There was more commotion at Reverend Mother’s back. Pete Donovan was pushing himself forward, excusing himself to nuns at every turn. He got to the doorway and gave Reverend Mother General a gentle and apologetic nudge to make enough room to get himself inside.
“If there’s a body in here, I want to see the body in here,” he said, and then he pushed Gregor out of the utility room doorway and walked inside. Going in, he was caught in the same cheerful and skeptical mood he had been in talking to Neila outside. No sooner had he got all the way inside than that changed.
“Jesus screaming Christ,” he said, in a voice loud enough to carry to every nun in the vicinity—and making them all wince. “She was telling the truth,” he bellowed. “There really is a dead man in here.”
Gregor already knew there was a dead man in there.

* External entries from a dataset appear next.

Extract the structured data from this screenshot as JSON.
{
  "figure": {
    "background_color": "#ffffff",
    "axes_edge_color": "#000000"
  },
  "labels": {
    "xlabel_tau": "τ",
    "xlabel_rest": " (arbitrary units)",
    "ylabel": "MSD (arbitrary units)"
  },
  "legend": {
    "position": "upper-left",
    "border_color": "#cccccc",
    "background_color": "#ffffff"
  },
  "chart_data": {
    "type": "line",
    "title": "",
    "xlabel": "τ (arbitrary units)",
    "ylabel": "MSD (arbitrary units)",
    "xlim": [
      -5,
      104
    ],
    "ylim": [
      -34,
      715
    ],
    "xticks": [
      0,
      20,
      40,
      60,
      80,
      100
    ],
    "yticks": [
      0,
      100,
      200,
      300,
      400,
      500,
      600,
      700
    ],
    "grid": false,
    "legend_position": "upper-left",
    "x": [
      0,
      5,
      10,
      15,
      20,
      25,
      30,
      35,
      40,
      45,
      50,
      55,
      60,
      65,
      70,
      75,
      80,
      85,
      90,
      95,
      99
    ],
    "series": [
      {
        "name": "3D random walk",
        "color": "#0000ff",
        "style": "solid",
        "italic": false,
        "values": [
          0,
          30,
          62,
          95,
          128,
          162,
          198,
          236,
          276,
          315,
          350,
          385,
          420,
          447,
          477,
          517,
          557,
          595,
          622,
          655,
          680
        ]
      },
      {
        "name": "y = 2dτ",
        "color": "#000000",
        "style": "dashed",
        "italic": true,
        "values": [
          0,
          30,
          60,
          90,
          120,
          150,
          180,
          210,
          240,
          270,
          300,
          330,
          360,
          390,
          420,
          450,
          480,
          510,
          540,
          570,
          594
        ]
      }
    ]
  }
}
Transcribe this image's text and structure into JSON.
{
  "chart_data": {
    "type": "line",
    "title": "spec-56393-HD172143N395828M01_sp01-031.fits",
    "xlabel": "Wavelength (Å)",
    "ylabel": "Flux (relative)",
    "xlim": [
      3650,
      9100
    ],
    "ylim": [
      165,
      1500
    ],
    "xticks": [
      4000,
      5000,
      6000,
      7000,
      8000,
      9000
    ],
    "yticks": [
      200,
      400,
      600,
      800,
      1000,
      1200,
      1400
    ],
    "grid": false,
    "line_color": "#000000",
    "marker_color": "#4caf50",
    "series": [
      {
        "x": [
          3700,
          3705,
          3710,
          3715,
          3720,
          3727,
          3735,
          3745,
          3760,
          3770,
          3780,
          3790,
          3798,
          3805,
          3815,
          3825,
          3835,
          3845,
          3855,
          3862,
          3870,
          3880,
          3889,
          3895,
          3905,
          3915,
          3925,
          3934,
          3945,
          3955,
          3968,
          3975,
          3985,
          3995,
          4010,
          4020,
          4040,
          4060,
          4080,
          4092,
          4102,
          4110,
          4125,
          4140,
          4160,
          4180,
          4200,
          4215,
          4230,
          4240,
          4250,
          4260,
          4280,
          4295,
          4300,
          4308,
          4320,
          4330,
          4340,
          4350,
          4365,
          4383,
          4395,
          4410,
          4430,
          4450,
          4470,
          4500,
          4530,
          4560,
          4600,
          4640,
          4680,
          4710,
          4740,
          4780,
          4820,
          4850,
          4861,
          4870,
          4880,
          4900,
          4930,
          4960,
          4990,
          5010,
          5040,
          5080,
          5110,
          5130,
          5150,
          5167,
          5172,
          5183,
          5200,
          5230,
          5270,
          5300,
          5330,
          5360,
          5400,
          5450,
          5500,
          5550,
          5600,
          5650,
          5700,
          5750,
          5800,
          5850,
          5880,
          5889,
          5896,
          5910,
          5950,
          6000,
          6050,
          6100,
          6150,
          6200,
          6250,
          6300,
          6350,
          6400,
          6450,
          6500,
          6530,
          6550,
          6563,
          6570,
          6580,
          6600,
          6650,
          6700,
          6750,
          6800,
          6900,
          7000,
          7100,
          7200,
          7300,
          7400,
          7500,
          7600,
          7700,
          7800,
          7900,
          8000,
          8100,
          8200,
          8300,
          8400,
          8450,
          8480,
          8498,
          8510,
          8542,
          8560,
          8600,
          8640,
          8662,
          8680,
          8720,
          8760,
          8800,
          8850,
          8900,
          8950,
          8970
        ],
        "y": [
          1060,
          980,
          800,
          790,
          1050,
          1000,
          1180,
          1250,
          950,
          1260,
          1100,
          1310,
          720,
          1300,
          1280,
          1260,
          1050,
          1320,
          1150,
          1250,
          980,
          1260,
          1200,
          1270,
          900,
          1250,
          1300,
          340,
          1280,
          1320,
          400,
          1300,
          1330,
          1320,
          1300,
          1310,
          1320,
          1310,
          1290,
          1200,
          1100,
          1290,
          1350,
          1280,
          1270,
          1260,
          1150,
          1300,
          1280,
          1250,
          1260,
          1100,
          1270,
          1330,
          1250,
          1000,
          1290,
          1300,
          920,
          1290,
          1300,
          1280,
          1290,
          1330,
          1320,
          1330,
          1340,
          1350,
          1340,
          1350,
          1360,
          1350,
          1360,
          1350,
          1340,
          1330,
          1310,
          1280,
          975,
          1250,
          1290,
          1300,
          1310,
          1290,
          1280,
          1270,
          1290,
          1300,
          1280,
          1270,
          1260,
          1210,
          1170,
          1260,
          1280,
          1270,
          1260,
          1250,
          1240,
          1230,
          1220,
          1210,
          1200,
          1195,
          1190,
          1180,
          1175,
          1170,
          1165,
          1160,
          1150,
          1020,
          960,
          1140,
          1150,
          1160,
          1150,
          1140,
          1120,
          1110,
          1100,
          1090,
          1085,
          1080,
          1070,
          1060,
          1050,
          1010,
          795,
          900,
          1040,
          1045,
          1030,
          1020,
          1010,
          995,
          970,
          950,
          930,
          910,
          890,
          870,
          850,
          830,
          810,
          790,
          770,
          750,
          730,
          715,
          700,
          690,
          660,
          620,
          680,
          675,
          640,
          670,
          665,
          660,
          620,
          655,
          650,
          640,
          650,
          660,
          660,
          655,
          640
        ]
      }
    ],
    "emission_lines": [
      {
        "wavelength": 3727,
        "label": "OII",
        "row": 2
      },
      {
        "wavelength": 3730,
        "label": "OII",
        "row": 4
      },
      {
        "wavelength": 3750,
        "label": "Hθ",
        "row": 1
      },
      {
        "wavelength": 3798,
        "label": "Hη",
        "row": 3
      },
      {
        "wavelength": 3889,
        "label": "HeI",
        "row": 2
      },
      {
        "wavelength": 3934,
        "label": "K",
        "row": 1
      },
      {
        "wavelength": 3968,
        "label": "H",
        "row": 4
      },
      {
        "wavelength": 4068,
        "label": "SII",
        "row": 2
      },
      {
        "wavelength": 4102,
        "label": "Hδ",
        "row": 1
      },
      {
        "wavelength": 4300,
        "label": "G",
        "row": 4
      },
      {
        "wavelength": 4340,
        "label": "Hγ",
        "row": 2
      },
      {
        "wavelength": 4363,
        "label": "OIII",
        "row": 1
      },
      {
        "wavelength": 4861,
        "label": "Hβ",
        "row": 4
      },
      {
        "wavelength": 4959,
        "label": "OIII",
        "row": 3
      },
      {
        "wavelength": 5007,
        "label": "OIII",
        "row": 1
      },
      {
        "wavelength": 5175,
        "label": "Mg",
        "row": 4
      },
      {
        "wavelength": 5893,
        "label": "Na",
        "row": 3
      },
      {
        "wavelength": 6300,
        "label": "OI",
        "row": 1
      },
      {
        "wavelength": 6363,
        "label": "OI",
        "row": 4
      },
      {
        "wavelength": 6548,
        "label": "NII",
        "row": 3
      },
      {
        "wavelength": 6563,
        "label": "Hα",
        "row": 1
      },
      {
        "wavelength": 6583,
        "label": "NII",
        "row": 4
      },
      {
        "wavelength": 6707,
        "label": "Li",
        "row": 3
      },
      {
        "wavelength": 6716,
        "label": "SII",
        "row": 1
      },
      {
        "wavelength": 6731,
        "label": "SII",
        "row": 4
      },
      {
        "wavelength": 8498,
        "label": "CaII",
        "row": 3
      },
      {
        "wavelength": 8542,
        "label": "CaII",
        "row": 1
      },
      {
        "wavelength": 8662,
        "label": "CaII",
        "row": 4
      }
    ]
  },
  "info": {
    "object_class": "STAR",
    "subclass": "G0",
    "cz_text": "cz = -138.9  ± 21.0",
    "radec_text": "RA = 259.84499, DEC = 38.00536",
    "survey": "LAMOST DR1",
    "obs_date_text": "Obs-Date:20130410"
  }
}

That wasn’t what he wanted to think about for the moment.
What he wanted to think about was how strangely similar Scholastica’s descriptions of the characters of Don Bollander and Brigit Ann Reilly had been.
Two
[1]
UNLIKE PETE DONOVAN, MIRIAM Bailey had never been able to say she knew most of the people in town, by sight or any other way. Her father had been much too strict about the distinctions of class to allow her a latitude like that. To be precise, he had been much too strict about the distinctions of class for women. Men were supposed to be able to hold their own in rough company. Miriam’s father had divided the world in a great many ways, always marking those divisions by gender. Later, when Miriam went to college and discovered that no one shared his rules and regulations for proper conduct in women and men, she had wondered if he had invented them just for her. Rules for a wayward daughter, she had told herself at the time, and then almost immediately dismissed the thought. There was nothing wayward at all about her at the age of eighteen, at least on the surface—and her father was no mind reader. If he suspected her of subversion, he was experiencing a form of clinical paranoia. Miriam at eighteen was plain and awkward and shy and badly dressed, in spite of a clothes allowance the size of one of her father’s bank clerks’ salaries. Miriam at eighteen was also polite, courteous, modest, retiring, and deferential to men.

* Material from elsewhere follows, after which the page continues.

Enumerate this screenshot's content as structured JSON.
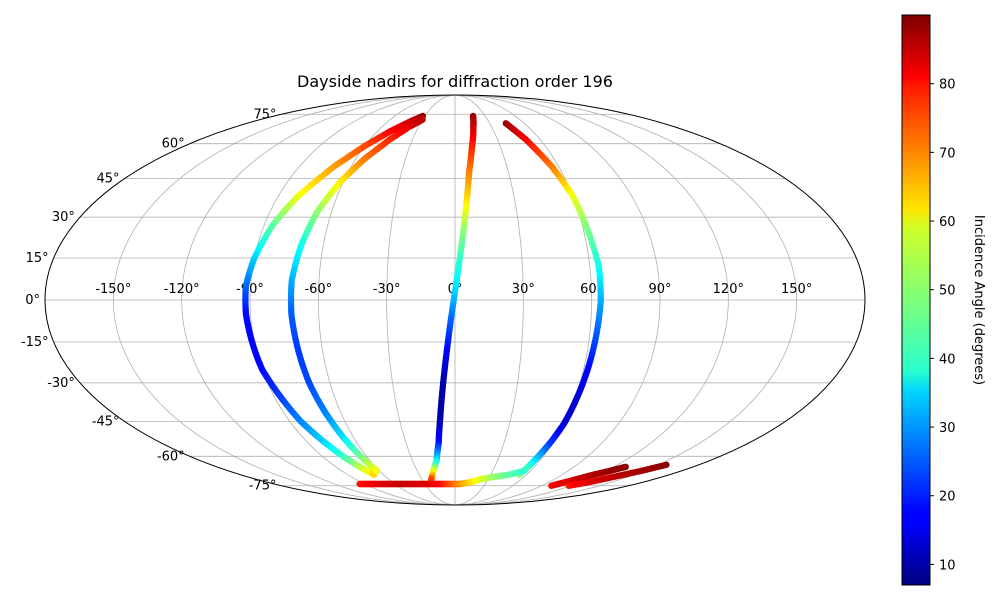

Miriam at sixty-odd was in something of a bind. She might not know everyone in town, but the people she did know were far too numerous. It was just a little after noon. Over the last hour, sitting alone in the house on Huntington Avenue, she had taken at least eleven phone calls on the subject of Don Bollander—or maybe she should think of it as “Don Bollander’s demise.” Whatever it was, she had heard much more of it than she wanted to. Sheila McRae over at Bell Epoque—Bell Epoque was a house; the cuteness of its name was apparently what passed for wit in Sheila’s Smith College graduating class—had wanted to know what Miriam was going to do about it, with Don lying all bloody in the convent well. Deborah Martin had been more sensible. She’d at least known that Don wasn’t found bloody or in the convent well. Her speciality had been sympathy, sticky and sweet. After a while, Miriam had thought she could see Deborah’s voice, sliding down the wire like molasses down a string. The phone rang and rang, rang and rang. Every time Miriam picked it up, she thought it would be the police, but it never was.